A questão que o leitor pode estar se perguntando é: o que, afinal, configura propaganda irregular dentro de uma festa popular paga com dinheiro público? A resposta é mais ampla do que parece, e entender os limites ajuda a compreender por que a iniciativa do MP é relevante para a democracia.
O que motivou a ação e quais municípios estão sob monitoramento
O Ministério Público Eleitoral da Paraíba instaurou um procedimento para acompanhar e fiscalizar as festividades juninas de 2026 em 11 municípios paraibanos, com o objetivo de coibir promoção pessoal de agentes públicos, propaganda eleitoral antecipada, abuso de poder político e uso indevido da estrutura pública durante os eventos. A medida foi assinada pelo procurador regional eleitoral Marcos Alexandre B. W. de Queiroga e alcança os municípios de Campina Grande, João Pessoa, Patos, Cabedelo, Santa Rita, Sousa, Sapé, Bananeiras, Esperança, Cuité e Santa Luzia.
A escolha desses municípios não é aleatória. Todos têm festas juninas com financiamento público relevante, grande fluxo de pessoas e, portanto, grande potencial de exposição para políticos que querem aparecer antes do tempo permitido pela legislação eleitoral.
Na prática, o monitoramento envolve o acompanhamento de discursos nos palcos, avaliação da visibilidade de gestores nos materiais de divulgação, fiscalização de outdoors e de como os eventos são comunicados nas redes sociais das prefeituras. O cruzamento entre o que a lei permite e o que os agentes públicos fazem no São João é exatamente o que o MP busca verificar.
O que a lei eleitoral define como irregular
A legislação brasileira proíbe a propaganda eleitoral antes de 16 de agosto do ano eleitoral, que é quando ela pode começar oficialmente. Antes disso, qualquer ação que vise, ainda que indiretamente, promover um candidato pode ser enquadrada como propaganda antecipada.

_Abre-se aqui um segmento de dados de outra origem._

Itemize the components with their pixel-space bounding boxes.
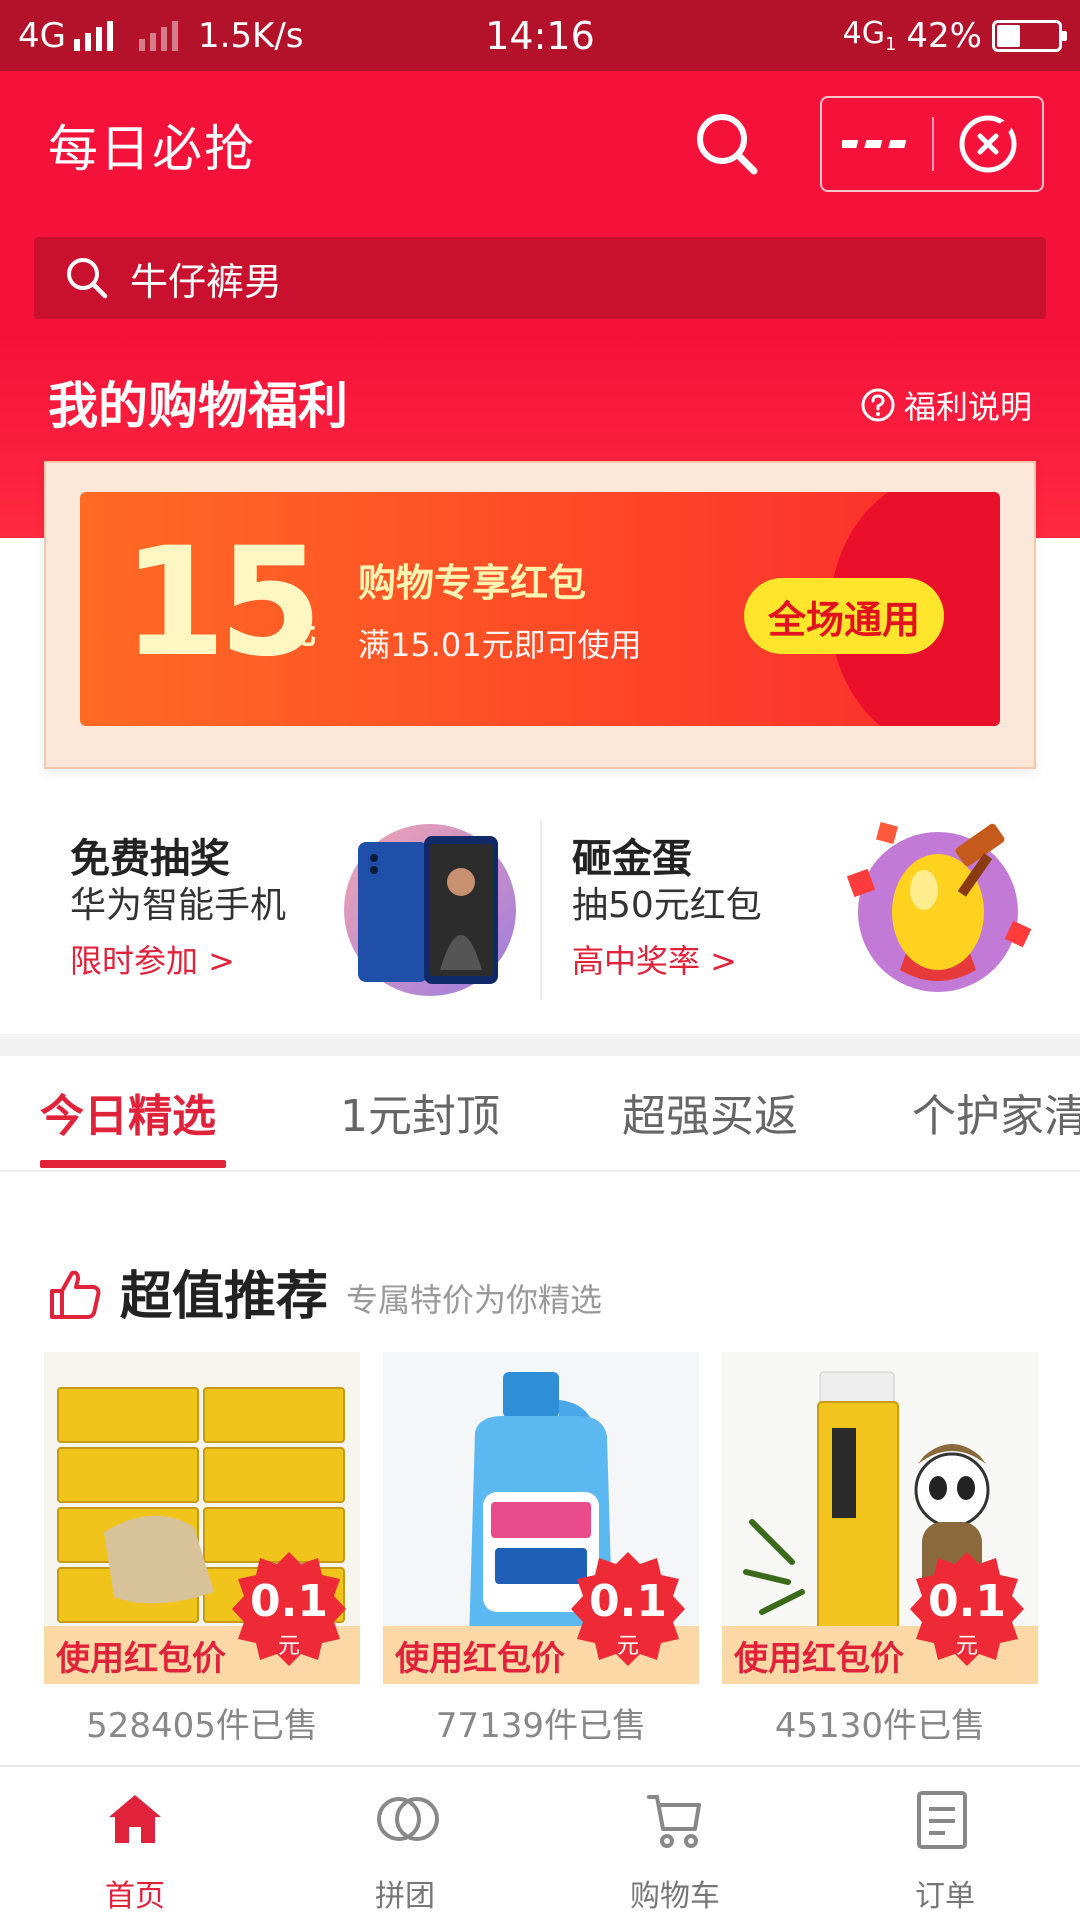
price-unit: 元 [955, 1634, 978, 1659]
tab-one-yuan-cap[interactable]: 1元封顶 [340, 1080, 500, 1144]
nav-label: 首页 [105, 1879, 165, 1914]
price-badge: 0.1 元 [569, 1550, 687, 1668]
category-tabs: 今日精选 1元封顶 超强买返 个护家清 [0, 1056, 1080, 1172]
page-title: 每日必抢 [48, 120, 256, 178]
status-left: 4G 1.5K/s [18, 16, 438, 56]
question-icon [861, 388, 895, 422]
status-right: 4G1 42% [843, 15, 1067, 56]
product-card[interactable]: 使用红包价 0.1 元 77139件已售 [383, 1352, 699, 1752]
nav-item-home[interactable]: 首页 [0, 1767, 270, 1920]
coupon-card[interactable]: 15 元 购物专享红包 满15.01元即可使用 全场通用 [80, 492, 1000, 726]
nav-label: 订单 [915, 1879, 975, 1914]
welfare-title: 我的购物福利 [48, 377, 348, 435]
nav-label: 拼团 [375, 1879, 435, 1914]
golden-egg-image [846, 821, 1032, 992]
price-unit: 元 [616, 1634, 639, 1659]
group-icon [377, 1797, 439, 1841]
price-unit: 元 [277, 1634, 300, 1659]
nav-item-orders[interactable]: 订单 [810, 1767, 1080, 1920]
welfare-help-link[interactable]: 福利说明 [860, 382, 1032, 428]
signal-icon [73, 20, 113, 51]
header-search-button[interactable] [688, 105, 768, 185]
price-value: 0.1 [250, 1576, 328, 1627]
sold-count: 77139件已售 [435, 1706, 647, 1746]
search-icon [67, 258, 108, 299]
more-button[interactable] [822, 98, 932, 190]
price-badge: 0.1 元 [908, 1550, 1026, 1668]
search-query: 牛仔裤男 [130, 259, 283, 304]
network-type-right: 4G1 [843, 16, 897, 55]
coupon-condition: 满15.01元即可使用 [358, 626, 642, 664]
section-header: 超值推荐 专属特价为你精选 [48, 1254, 602, 1329]
tab-today-picks[interactable]: 今日精选 [40, 1080, 216, 1144]
nav-item-cart[interactable]: 购物车 [540, 1767, 810, 1920]
network-type: 4G [18, 15, 66, 56]
cart-icon [647, 1795, 701, 1848]
coupon-unit: 元 [282, 612, 316, 652]
search-icon [697, 114, 758, 175]
promo-lottery-subtitle: 华为智能手机 [70, 885, 287, 926]
section-title: 超值推荐 [120, 1267, 329, 1327]
coupon-amount: 15 [122, 516, 323, 690]
product-card[interactable]: 使用红包价 0.1 元 45130件已售 [722, 1352, 1038, 1752]
price-value: 0.1 [928, 1576, 1006, 1627]
sold-count: 528405件已售 [86, 1706, 318, 1746]
close-button[interactable] [934, 98, 1042, 190]
welfare-help-label: 福利说明 [903, 388, 1032, 426]
sold-count: 45130件已售 [774, 1706, 986, 1746]
coupon-title: 购物专享红包 [358, 561, 587, 605]
battery-fill [997, 24, 1020, 47]
miniapp-capsule [820, 96, 1044, 192]
header: 每日必抢 牛仔裤男 [0, 71, 1080, 338]
nav-item-group[interactable]: 拼团 [270, 1767, 540, 1920]
promo-lottery-link[interactable]: 限时参加 > [70, 936, 235, 982]
status-bar: 4G 1.5K/s 14:16 4G1 42% [0, 0, 1080, 71]
battery-icon [992, 19, 1067, 52]
product-card[interactable]: 使用红包价 0.1 元 528405件已售 [44, 1352, 360, 1752]
promo-lottery[interactable]: 免费抽奖 华为智能手机 限时参加 > [0, 790, 540, 1030]
network-speed: 1.5K/s [197, 15, 304, 56]
promo-egg-subtitle: 抽50元红包 [572, 885, 762, 926]
thumbs-up-icon [50, 1270, 101, 1319]
network-right-label: 4G [842, 16, 885, 51]
tab-super-cashback[interactable]: 超强买返 [622, 1080, 798, 1144]
bottom-nav: 首页 拼团 购物车 订单 [0, 1765, 1080, 1920]
app-root: 4G 1.5K/s 14:16 4G1 42% 每日必抢 牛仔裤男 我的购物福利… [0, 0, 1080, 1920]
promo-golden-egg[interactable]: 砸金蛋 抽50元红包 高中奖率 > [540, 790, 1080, 1030]
sim-index: 1 [884, 34, 897, 55]
home-icon [109, 1795, 161, 1843]
order-icon [917, 1791, 967, 1849]
promo-egg-link[interactable]: 高中奖率 > [572, 936, 737, 982]
battery-percent: 42% [906, 15, 982, 56]
search-input[interactable]: 牛仔裤男 [34, 237, 1046, 319]
promo-row: 免费抽奖 华为智能手机 限时参加 > 砸金蛋 抽50元红包 高中奖率 > [0, 790, 1080, 1030]
more-icon [842, 140, 907, 148]
nav-label: 购物车 [630, 1879, 720, 1914]
tab-personal-care[interactable]: 个护家清 [912, 1080, 1080, 1144]
section-separator [0, 1034, 1080, 1056]
price-badge: 0.1 元 [230, 1550, 348, 1668]
close-icon [959, 115, 1017, 173]
signal-sim2-icon [138, 20, 178, 51]
active-tab-indicator [40, 1160, 226, 1168]
phone-image [344, 824, 516, 996]
section-subtitle: 专属特价为你精选 [346, 1281, 603, 1319]
price-value: 0.1 [589, 1576, 667, 1627]
coupon-use-button[interactable]: 全场通用 [744, 578, 944, 654]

Na portaria, o Ministério Público destacou que uma das irregularidades mais recorrentes em anos eleitorais é a utilização de festas populares custeadas com recursos públicos para promoção política de gestores e pré-candidatos.
Isso pode acontecer de formas variadas: um prefeito que sobe ao palco e faz discurso político, materiais de divulgação do evento que destacam demasiadamente o nome do gestor, ou até artistas contratados que fazem menção elogiosa a candidatos específicos durante os shows. Todos esses casos já foram alvo de questionamentos em eleições anteriores.
Além da propaganda antecipada, o abuso de poder político é outra preocupação central. Ele ocorre quando a estrutura administrativa do estado ou do município é usada para beneficiar campanhas, seja na contratação de serviços, na logística ou no acesso privilegiado a espaços públicos.
O que muda para o cidadão e como acompanhar
Para quem vai ao São João apenas curtir a festa, a presença do MP Eleitoral não muda quase nada na prática. As festividades seguem normalmente, os shows continuam, e o forró não para. O monitoramento é direcionado ao comportamento dos agentes públicos, não ao público em geral.
Para o cidadão que quer participar ativamente da democracia, porém, há um canal direto: o TRE-PB recebe denúncias sobre irregularidades eleitorais tanto presencialmente quanto pelo portal do Tribunal Regional Eleitoral em tre-pb.jus.br. Qualquer eleitor pode relatar situações suspeitas, e elas são apuradas com base nas provas apresentadas.
A fiscalização do MP Eleitoral durante o São João 2026 na Paraíba representa, antes de tudo, uma sinalização clara: o uso de recursos públicos para fins eleitoreiros não passa despercebido. Em um estado onde as festas juninas movimentam centenas de milhões de reais e atraem milhões de pessoas, garantir que esse espaço não seja capturado pela lógica eleitoral é um exercício de proteção da democracia e do dinheiro do contribuinte.